Strawberry Jam Is The Best Jam
Chapter 3 - Energy Drinks
A kid, let's say about ten years old, pesters his mam for an energy drink. "You won't like them," the mam insists, "they taste horrible and sour."
"Nor, I do like them."
"How do you know you like them if you've never had one?"
"I do. I like them."
Eventually, and reluctantly, the mam gives in. "Okay, I'll get you one, but just one."
She buys the can and hands it to the kid. He takes his first sip. His face wrinkles up as his natural disgust response kicks in when the initial taste hits his tongue.
"See," the mother states with vindication, "I told you that you wouldn't like it."
"Nor, I do like it." The child keeps on drinking.
This is kind of like with the Spice Girls earlier, only in the opposite direction. The child's tongue isn't impressed by the taste of the energy drink - the natural impression is that it tastes quite nasty - but his mind overrides this, as drinking energy drinks is seen as "cool", or whatever word kids use for cool these days.
The older kids or older brother drinks energy drinks. The YouTubers and other social influencers do. The drinks are full of sugar and caffeine and God knows what else, creating the sense that you get some type of drug-like buzz or rush from them. They're even packaged to look like alcoholic drinks. So it's all very edgy, adult and dangerous. A banana milkshake tastes much nicer - the tongue knows this - but the brain wants social status. It's much more important to look cool and credible.

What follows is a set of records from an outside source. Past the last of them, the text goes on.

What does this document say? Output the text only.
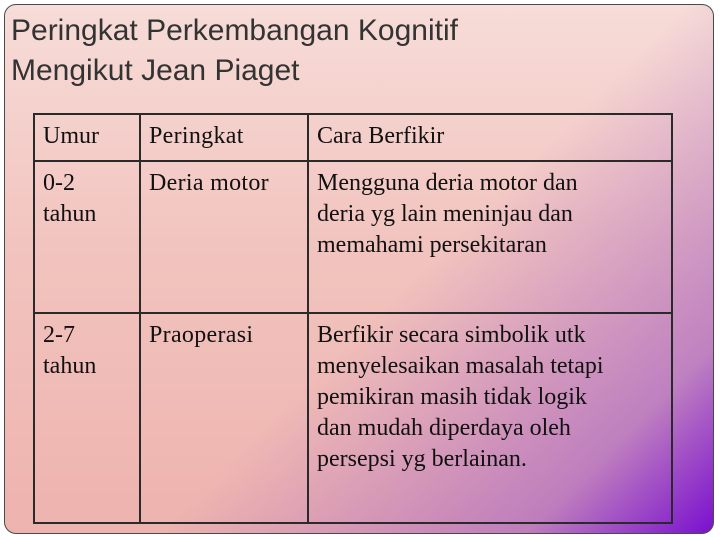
Peringkat Perkembangan Kognitif
Mengikut Jean Piaget
Umur	Peringkat	Cara Berfikir

0-2
tahun	Deria motor	Mengguna deria motor dan
deria yg lain meninjau dan
memahami persekitaran

2-7
tahun	Praoperasi	Berfikir secara simbolik utk
menyelesaikan masalah tetapi
pemikiran masih tidak logik
dan mudah diperdaya oleh
persepsi yg berlainan.
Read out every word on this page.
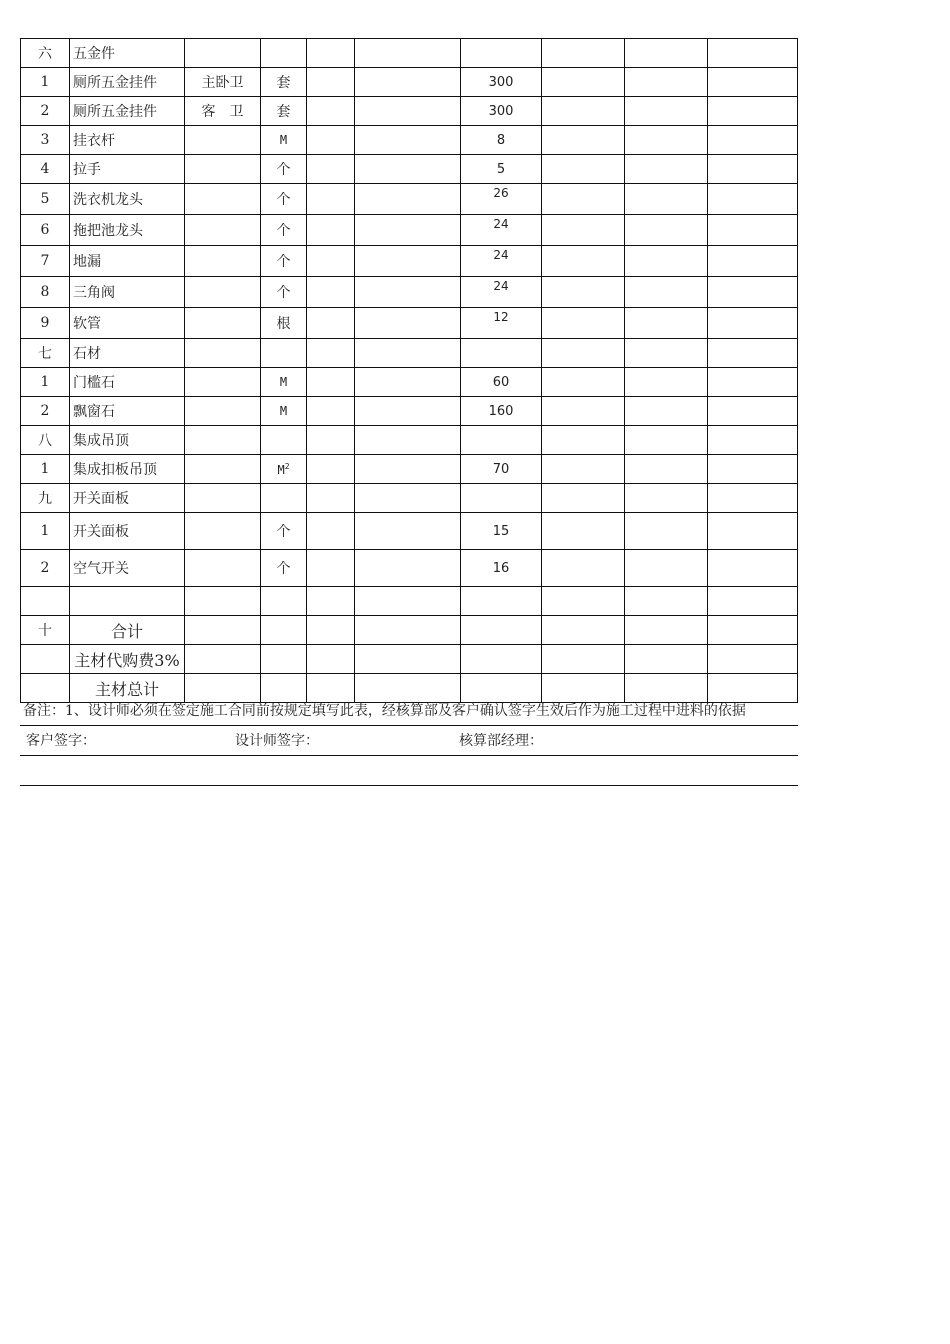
六	五金件								
1	厕所五金挂件	主卧卫	套			300			
2	厕所五金挂件	客　卫	套			300			
3	挂衣杆		M			8			
4	拉手		个			5			
5	洗衣机龙头		个			26			
6	拖把池龙头		个			24			
7	地漏		个			24			
8	三角阀		个			24			
9	软管		根			12			
七	石材								
1	门槛石		M			60			
2	飘窗石		M			160			
八	集成吊顶								
1	集成扣板吊顶		$M^2$			70			
九	开关面板								
1	开关面板		个			15			
2	空气开关		个			16			

十	合计								
	主材代购费3%								
	主材总计								
备注：1、设计师必须在签定施工合同前按规定填写此表，经核算部及客户确认签字生效后作为施工过程中进料的依据
客户签字：	设计师签字：	核算部经理：
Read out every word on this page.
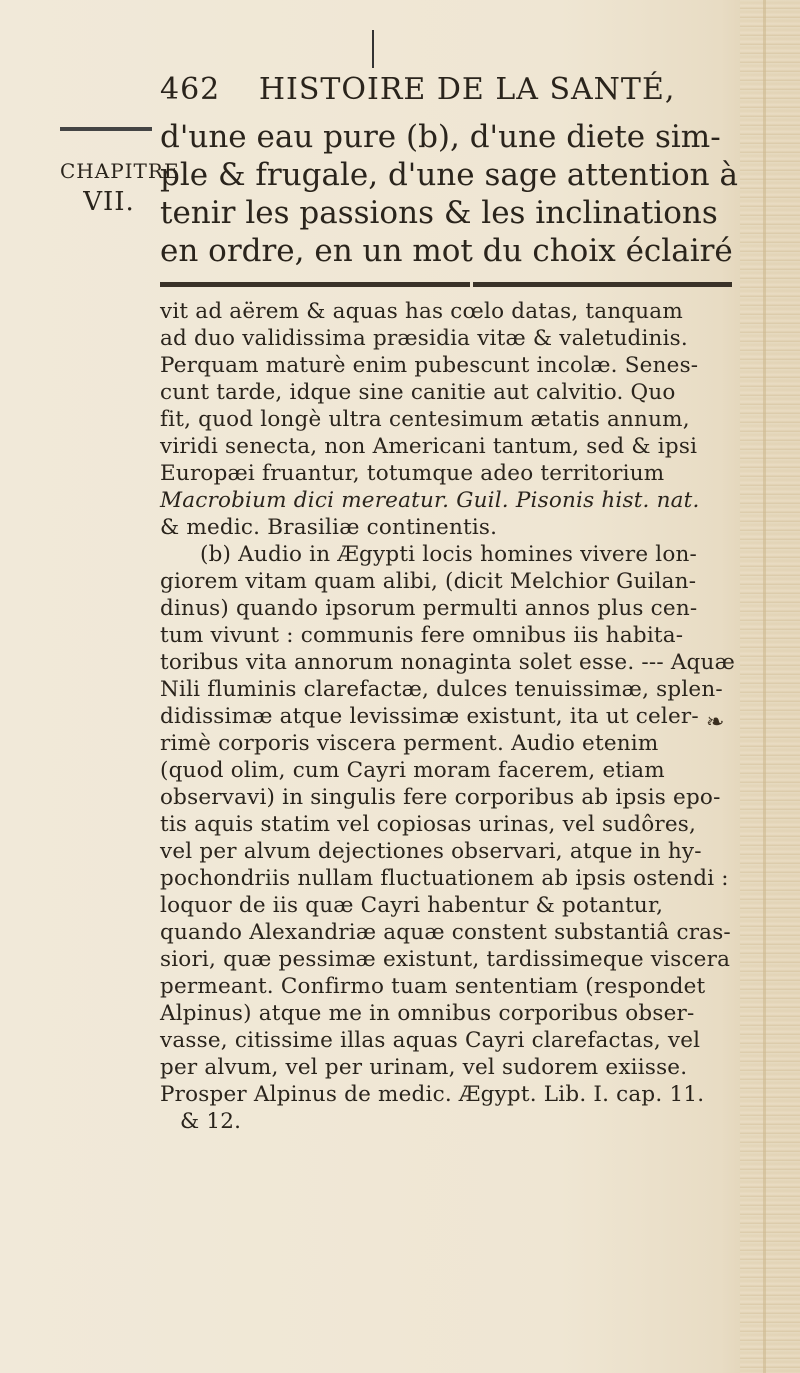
462 HISTOIRE DE LA SANTÉ,
CHAPITRE
VII.
d'une eau pure (b), d'une diete sim-
ple & frugale, d'une sage attention à
tenir les passions & les inclinations
en ordre, en un mot du choix éclairé
vit ad aërem & aquas has cœlo datas, tanquam
ad duo validissima præsidia vitæ & valetudinis.
Perquam maturè enim pubescunt incolæ. Senes-
cunt tarde, idque sine canitie aut calvitio. Quo
fit, quod longè ultra centesimum ætatis annum,
viridi senecta, non Americani tantum, sed & ipsi
Europæi fruantur, totumque adeo territorium
Macrobium dici mereatur. Guil. Pisonis hist. nat.
& medic. Brasiliæ continentis.
(b) Audio in Ægypti locis homines vivere lon-
giorem vitam quam alibi, (dicit Melchior Guilan-
dinus) quando ipsorum permulti annos plus cen-
tum vivunt : communis fere omnibus iis habita-
toribus vita annorum nonaginta solet esse. --- Aquæ
Nili fluminis clarefactæ, dulces tenuissimæ, splen-
didissimæ atque levissimæ existunt, ita ut celer-
rimè corporis viscera perment. Audio etenim
(quod olim, cum Cayri moram facerem, etiam
observavi) in singulis fere corporibus ab ipsis epo-
tis aquis statim vel copiosas urinas, vel sudôres,
vel per alvum dejectiones observari, atque in hy-
pochondriis nullam fluctuationem ab ipsis ostendi :
loquor de iis quæ Cayri habentur & potantur,
quando Alexandriæ aquæ constent substantiâ cras-
siori, quæ pessimæ existunt, tardissimeque viscera
permeant. Confirmo tuam sententiam (respondet
Alpinus) atque me in omnibus corporibus obser-
vasse, citissime illas aquas Cayri clarefactas, vel
per alvum, vel per urinam, vel sudorem exiisse.
Prosper Alpinus de medic. Ægypt. Lib. I. cap. 11.
& 12.
❧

So the child forces himself to gulp down the concoction. He pushes past his taste buds and convinces himself, "Yes, I do like these drinks." You could call this a lie, but in a sense it's not a lie, as he doesn't have the self-awareness to be fully conscious of the self-deception. What he wants is to fulfil a self-image. To mimic his peers. The drink and its taste isn't really that important, that's not why he's drinking it, it's just an inconvenience that gets brushed aside in pursuit of the more important goal. So when he tells his mam, "See, I do like these drinks," as he continues drinking, he believes what he's saying, in spite of his wrinkled nose. Though there might be a slight feeling of cognitive dissonance at the back of his mind somewhere as he says it.
This dissonance is quickly forgotten however. Once he pushes past that initial sourness it becomes an acquired taste. He perhaps tries all the different flavours and finds one he likes the most, "My favourite is the blue one", or rather one that's least disagreeable to his actual sense of taste. With the self-image fulfilled it then becomes habit. Consequently he might go on to spend the next ten or fifteen years of his life drinking energy drinks ..and believing sincerely that they're his favourite drink. That they're an essential part of who he is as a person. Regardless of the fact that his actual taste buds once upon a time told him otherwise. Or that, if he'd been born on a desert island, free from all social influence and need for social status, he'd have chosen the banana milkshake over the energy drink every time.
So who has the happier life? The person who sticks with the banana milkshake and forgoes social status? Or the person who pushes past their taste buds to make friends and have a social life?